Today, I am ecstatic to report that the non-profit wing of The Andean Collection, aptly named, "The Andean Project"** has decided on its first project. A little while ago I received a phone call from Sarah, our intern in Ecuador, who was concerned about a situation arising in Olga's family. Olga, one of our lead artisans, is the oldest of a very large family. Sandra, one of her younger sisters, is 13 and has just finished elementary school.
Sandra, 13: Olga's younger sister (left)
Sarah told me that Sandra & Olga's parents were not going to allow Sandra to continue on to secondary (high) school because "girls don't need to go to secondary school." After hearing this I immediately called Olga to talk to her and get her take on the situation (thank goodness for cell phones). She told me Sandra wanted to continue with her schooling in the fall, but her parents couldn't afford to keep her in school and frankly - they didn't see the point. Even though there are no entrance fees to secondary (nor primary) school in Ecuador, students are responsible for their own uniforms (about $30) and school supplies (another $10-20 or so a year) plus bus fair to get to/from school (maybe $10) per year.

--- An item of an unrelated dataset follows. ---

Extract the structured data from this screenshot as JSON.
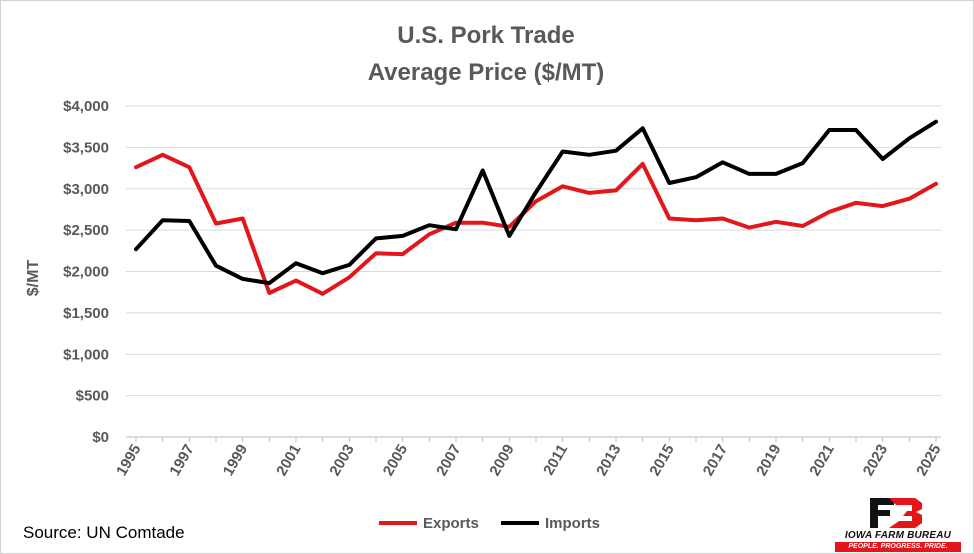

Total costs for schooling are about $50-60 per year per child if they need a new uniform. For a family of 10 children, this quickly becomes unmanageable for those who live on about $1-2/day.
Olga Lucia Moran, 31: not long before working with The AC she was selling grain at the local market, forgoing meals in order to feed her children
So, I spoke with Olga's family. I told them that The AC was going to need well educated men and women in the future and that I thought it was important for all of their children to continue with secondary school. I told them that I would be honored to pay the school fees for Sandra if she was allowed to continue. Sandra could also work with us part-time after school, but that she'd only have a job if she was also in school.
So this talk became the impetus to implement our first project. The Andean Project (funded by The Andean Collection and other donations) will pay the secondary school fees of any of the artisans themselves, their children or siblings.
More importantly (and yes, I do think 'more' importantly), as The Andean Collection grows, it will be able to offer part-time after-school jobs to these students which will lead into full time employment upon the completion of secondary school. Education is undoubtedly important for the growth of future generations, but it is the synergy between The Andean Collection offering employment and The Andean Project promoting education that will allow our artisans and their families to emerge from poverty.
The story of parents thinking that girls' education is not necessary is still prevalent in many parts of the world and I have encountered it many times in the field myself. However, the interesting (and perhaps counter intuitive) fact here is that on average in Latin America, the same number of boys and girls are enrolled in school. In development jargon, this means that most Latin America countries have achieved "gender parity." At the secondary school level, the statistics show that in Ecuador particularly, MORE girls than boys are enrolled in secondary school. For example, as opposed to Central Africa, where 10 - 30% fewer females than males are enrolled in school, Ecuador is doing quite well.
However, this does NOT mean that women's advancement will necessarily follow. In many cases males are taken out of secondary school to work in the fields or other jobs that are not considered appropriate for women. It is the dearth of suitable employment options for women that explains how the equal or higher number of women are in school than men. By the time a girl is finished with secondary school it is unlikely that her employment options will have improved.
That's why The Andean Collection/Project thinks that it is important to create employment opportunities for both men and women, while simultaneously promoting education for both sexes.
You can learn more about gender parity in education (and check up on my facts) by reading the 2005 UNICEF report "Progress for Children."
**We are still applying for 501c3 status so while we can accept donations, these donations will only be tax deductible if we are approved for 501c3 status. If you wish to make a donation, please consult your accountant for advice on whether or not you can deduct your donation with us.